La césarienne peut être pratiquée sous différentes techniques d’anesthésie notamment l’anesthésie générale et l’anesthésie locorégionale. La pratique de cette technique obstétricale d’extraction foetale s’accompagne, comme toute intervention chirurgicale, de douleurs en per et postopératoire. La douleur post-césarienne est classée de modérée à intense pendant les 48 premières heures et demeure une des préoccupations des femmes [1]. La prise en charge de la douleur per et postopératoire est de mieux en mieux maitrisée et passe par le choix de la technique d’anesthésie et des produits utilisés.
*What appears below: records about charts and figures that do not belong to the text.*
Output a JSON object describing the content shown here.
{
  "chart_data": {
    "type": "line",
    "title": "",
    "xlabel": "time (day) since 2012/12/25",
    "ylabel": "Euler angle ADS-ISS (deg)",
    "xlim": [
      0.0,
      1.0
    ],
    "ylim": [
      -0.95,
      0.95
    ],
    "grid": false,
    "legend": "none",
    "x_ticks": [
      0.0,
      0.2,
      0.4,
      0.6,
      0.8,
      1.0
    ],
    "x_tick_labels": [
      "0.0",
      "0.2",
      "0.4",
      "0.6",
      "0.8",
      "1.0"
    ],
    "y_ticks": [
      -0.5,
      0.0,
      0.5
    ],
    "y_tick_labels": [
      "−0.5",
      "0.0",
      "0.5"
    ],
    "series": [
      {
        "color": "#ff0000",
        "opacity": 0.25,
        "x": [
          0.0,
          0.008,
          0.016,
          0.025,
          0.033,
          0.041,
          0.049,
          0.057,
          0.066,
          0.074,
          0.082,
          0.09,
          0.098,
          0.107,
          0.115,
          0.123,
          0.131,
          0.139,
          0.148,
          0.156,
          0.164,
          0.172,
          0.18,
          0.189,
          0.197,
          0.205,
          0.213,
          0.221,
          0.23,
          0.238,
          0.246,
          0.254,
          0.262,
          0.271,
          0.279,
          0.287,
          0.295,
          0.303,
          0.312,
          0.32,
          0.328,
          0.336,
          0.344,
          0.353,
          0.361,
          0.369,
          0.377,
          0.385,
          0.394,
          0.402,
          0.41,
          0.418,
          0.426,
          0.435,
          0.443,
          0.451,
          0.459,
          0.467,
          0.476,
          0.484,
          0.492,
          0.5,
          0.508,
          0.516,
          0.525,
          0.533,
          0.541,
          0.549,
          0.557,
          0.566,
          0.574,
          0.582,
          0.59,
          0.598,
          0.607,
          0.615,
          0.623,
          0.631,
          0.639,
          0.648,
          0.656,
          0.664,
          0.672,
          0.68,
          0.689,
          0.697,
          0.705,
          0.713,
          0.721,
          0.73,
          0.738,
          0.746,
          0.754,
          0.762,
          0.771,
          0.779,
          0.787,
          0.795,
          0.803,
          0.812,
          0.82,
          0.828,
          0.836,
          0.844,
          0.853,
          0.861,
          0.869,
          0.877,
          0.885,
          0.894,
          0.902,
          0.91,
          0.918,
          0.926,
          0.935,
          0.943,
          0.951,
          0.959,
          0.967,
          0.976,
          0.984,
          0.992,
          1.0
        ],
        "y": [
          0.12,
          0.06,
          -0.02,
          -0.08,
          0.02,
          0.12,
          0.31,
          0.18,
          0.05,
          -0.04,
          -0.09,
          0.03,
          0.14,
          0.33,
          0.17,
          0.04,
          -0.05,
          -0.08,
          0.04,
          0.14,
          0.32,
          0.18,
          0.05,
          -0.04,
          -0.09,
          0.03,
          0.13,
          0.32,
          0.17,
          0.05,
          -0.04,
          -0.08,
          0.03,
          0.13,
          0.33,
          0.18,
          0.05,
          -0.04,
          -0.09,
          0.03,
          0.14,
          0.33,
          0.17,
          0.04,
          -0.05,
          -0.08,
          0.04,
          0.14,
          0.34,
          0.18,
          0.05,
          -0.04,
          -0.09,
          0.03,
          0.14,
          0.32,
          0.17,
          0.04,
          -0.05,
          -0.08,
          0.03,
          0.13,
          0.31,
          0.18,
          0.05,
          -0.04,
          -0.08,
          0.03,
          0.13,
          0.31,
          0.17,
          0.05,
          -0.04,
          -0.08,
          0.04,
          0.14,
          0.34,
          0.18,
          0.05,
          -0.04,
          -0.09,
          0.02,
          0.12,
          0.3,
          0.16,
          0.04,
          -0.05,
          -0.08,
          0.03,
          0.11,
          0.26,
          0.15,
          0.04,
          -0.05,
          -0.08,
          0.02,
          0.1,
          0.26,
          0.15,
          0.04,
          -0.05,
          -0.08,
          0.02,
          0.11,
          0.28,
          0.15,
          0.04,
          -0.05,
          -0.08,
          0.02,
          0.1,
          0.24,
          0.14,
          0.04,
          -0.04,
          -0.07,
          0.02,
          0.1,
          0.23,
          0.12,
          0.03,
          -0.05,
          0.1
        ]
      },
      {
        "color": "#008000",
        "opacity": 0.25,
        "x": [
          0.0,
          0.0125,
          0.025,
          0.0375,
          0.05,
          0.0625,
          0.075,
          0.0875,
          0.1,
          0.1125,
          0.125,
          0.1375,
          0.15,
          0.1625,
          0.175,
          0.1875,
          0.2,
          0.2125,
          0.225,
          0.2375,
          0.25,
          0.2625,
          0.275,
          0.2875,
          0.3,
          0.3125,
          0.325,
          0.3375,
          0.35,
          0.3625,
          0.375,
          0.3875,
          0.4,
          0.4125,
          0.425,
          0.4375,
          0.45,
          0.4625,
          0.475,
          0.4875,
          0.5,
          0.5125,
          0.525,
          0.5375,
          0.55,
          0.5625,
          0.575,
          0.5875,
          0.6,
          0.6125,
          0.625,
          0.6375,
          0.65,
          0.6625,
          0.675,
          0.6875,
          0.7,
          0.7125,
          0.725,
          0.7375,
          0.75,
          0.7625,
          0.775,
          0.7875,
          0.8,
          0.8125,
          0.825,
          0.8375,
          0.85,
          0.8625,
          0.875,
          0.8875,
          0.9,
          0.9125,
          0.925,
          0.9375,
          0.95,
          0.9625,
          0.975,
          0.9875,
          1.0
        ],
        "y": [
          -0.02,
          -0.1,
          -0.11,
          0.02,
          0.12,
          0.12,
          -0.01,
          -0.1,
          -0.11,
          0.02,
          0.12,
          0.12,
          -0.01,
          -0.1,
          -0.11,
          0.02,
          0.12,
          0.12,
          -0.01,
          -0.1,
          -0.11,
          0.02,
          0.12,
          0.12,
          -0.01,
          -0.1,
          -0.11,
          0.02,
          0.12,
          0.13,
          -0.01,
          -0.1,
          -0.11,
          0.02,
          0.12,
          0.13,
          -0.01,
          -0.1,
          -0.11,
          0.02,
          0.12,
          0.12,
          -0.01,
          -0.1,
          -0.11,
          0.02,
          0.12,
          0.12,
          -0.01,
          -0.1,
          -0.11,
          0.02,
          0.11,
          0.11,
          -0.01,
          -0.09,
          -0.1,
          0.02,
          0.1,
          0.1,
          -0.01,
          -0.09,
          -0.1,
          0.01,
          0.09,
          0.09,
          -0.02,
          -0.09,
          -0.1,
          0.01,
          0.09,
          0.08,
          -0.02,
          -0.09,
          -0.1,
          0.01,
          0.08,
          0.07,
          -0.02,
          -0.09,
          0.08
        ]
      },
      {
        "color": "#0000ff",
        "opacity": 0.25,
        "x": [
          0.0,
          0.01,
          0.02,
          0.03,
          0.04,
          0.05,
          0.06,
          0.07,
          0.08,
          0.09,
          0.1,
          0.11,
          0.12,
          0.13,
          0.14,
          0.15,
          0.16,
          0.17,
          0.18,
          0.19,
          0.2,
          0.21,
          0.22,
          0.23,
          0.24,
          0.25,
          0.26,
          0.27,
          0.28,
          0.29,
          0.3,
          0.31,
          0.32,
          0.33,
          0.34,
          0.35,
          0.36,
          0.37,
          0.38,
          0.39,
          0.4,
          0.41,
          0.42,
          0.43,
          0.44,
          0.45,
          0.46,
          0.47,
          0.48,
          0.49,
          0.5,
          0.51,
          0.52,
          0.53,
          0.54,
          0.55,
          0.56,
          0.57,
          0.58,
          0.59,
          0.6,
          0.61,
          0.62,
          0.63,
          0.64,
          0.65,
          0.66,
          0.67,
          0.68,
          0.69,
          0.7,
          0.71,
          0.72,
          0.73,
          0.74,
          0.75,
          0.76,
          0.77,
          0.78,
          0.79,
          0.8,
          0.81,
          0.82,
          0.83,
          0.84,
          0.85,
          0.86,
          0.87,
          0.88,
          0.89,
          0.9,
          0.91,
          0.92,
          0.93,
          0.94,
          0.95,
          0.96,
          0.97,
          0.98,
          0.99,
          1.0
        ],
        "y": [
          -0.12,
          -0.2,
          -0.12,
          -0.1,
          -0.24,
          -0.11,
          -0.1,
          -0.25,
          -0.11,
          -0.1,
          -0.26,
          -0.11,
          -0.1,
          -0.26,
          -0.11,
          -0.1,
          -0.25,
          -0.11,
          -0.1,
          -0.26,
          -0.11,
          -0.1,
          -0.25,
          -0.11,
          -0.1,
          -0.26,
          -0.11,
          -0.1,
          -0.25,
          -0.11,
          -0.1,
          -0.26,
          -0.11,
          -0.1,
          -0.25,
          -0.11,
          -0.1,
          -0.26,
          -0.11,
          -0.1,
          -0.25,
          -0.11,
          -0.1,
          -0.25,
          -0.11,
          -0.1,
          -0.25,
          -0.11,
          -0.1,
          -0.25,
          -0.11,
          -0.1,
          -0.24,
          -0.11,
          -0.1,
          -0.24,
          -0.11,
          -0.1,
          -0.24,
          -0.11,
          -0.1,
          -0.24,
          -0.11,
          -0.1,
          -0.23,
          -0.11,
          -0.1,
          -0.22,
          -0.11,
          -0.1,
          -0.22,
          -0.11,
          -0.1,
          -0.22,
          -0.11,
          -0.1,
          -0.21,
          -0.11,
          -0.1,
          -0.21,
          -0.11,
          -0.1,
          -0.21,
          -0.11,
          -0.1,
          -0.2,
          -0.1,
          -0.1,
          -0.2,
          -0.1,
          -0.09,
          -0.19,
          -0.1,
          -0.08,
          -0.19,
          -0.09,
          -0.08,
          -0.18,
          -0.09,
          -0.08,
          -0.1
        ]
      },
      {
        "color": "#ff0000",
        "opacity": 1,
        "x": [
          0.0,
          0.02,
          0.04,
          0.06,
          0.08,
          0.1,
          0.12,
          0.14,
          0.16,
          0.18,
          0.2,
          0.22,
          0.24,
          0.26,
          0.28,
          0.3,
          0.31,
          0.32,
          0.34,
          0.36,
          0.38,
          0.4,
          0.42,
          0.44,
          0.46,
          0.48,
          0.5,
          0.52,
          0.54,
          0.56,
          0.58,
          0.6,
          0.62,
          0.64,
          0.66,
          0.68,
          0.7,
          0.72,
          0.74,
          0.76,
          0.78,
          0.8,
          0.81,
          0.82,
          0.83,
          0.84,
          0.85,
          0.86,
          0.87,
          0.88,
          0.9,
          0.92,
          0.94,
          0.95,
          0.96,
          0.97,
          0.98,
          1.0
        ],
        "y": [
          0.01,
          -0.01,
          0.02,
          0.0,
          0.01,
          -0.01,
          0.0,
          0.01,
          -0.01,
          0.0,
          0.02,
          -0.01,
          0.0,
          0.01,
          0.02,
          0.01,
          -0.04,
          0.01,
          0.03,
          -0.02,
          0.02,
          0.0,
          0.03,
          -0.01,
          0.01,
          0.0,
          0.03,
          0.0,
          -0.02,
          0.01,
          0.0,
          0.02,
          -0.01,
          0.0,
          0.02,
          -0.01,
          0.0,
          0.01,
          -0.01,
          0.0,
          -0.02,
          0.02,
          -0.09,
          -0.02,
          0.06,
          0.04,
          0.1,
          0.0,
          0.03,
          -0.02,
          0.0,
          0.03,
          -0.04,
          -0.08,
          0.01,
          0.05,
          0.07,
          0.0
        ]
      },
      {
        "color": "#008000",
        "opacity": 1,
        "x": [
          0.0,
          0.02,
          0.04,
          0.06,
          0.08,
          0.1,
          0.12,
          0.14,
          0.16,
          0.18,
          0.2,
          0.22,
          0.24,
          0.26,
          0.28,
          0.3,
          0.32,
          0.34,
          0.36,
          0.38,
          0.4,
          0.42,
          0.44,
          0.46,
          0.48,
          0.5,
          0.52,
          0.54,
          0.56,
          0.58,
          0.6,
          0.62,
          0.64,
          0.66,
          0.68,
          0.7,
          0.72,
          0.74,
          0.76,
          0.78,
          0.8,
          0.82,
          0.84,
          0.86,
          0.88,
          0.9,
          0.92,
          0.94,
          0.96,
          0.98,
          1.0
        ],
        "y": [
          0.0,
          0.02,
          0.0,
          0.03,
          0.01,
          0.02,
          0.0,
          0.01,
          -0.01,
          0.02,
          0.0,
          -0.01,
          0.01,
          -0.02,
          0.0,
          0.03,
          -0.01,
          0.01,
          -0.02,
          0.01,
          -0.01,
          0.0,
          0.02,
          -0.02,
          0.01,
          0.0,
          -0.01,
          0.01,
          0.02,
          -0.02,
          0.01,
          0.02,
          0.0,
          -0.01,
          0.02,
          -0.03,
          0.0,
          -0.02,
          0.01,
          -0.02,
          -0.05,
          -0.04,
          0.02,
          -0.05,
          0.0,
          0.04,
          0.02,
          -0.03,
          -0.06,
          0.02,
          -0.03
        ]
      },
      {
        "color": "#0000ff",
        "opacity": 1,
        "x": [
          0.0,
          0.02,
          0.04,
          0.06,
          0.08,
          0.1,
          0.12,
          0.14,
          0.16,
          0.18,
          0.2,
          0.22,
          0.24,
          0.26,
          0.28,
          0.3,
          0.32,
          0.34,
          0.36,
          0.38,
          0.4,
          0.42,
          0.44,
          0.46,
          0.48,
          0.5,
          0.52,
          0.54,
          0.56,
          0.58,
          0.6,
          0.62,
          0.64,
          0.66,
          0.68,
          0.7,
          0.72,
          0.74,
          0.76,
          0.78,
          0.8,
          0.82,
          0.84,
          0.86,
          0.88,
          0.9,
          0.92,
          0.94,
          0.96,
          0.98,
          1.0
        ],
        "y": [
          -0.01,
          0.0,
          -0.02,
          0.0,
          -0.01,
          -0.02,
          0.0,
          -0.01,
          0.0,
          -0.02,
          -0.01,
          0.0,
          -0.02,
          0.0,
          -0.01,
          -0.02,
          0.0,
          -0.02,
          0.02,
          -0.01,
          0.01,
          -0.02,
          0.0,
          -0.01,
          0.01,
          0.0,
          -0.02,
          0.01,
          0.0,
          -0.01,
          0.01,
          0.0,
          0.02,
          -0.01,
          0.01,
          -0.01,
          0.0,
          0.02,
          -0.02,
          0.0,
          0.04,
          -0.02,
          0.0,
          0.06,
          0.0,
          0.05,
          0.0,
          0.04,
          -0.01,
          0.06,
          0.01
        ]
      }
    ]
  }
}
En effet la prise en charge de la douleur postopératoire s’est optimisée considérablement ces quinze dernières années par le développement de nouveaux concepts qui peuvent se résumer de la manière suivante : analgésie multimodale, utilisation très précoce de substances anti hyperalgésiques, organisation des soins postopératoires autour du concept de réhabilitation postopératoire [2]. L’infiltration des berges de la cicatrice avec un anesthésique local dans l’espace sous-cutané et/ou dans la paroi musculo-aponévrotique, en recherchant une action par diffusion locale du produit à proximité de la cicatrice, est un procédé qui s’inscrit dans ce concept d’association synergique [3]. L’introduction de cette technique peu coûteuse et simple qu’est l’infiltration, dans le protocole thérapeutique de prise en charge de la douleur postopératoire diminuerait la consommation des analgésiques habituels et les effets indésirables qui leurs sont imputables. L’objectif était d’évaluer l’effet de l’infiltration pariétale de la plaie chirurgicale dans la prise en charge de la douleur post-césarienne.

Patients et méthode.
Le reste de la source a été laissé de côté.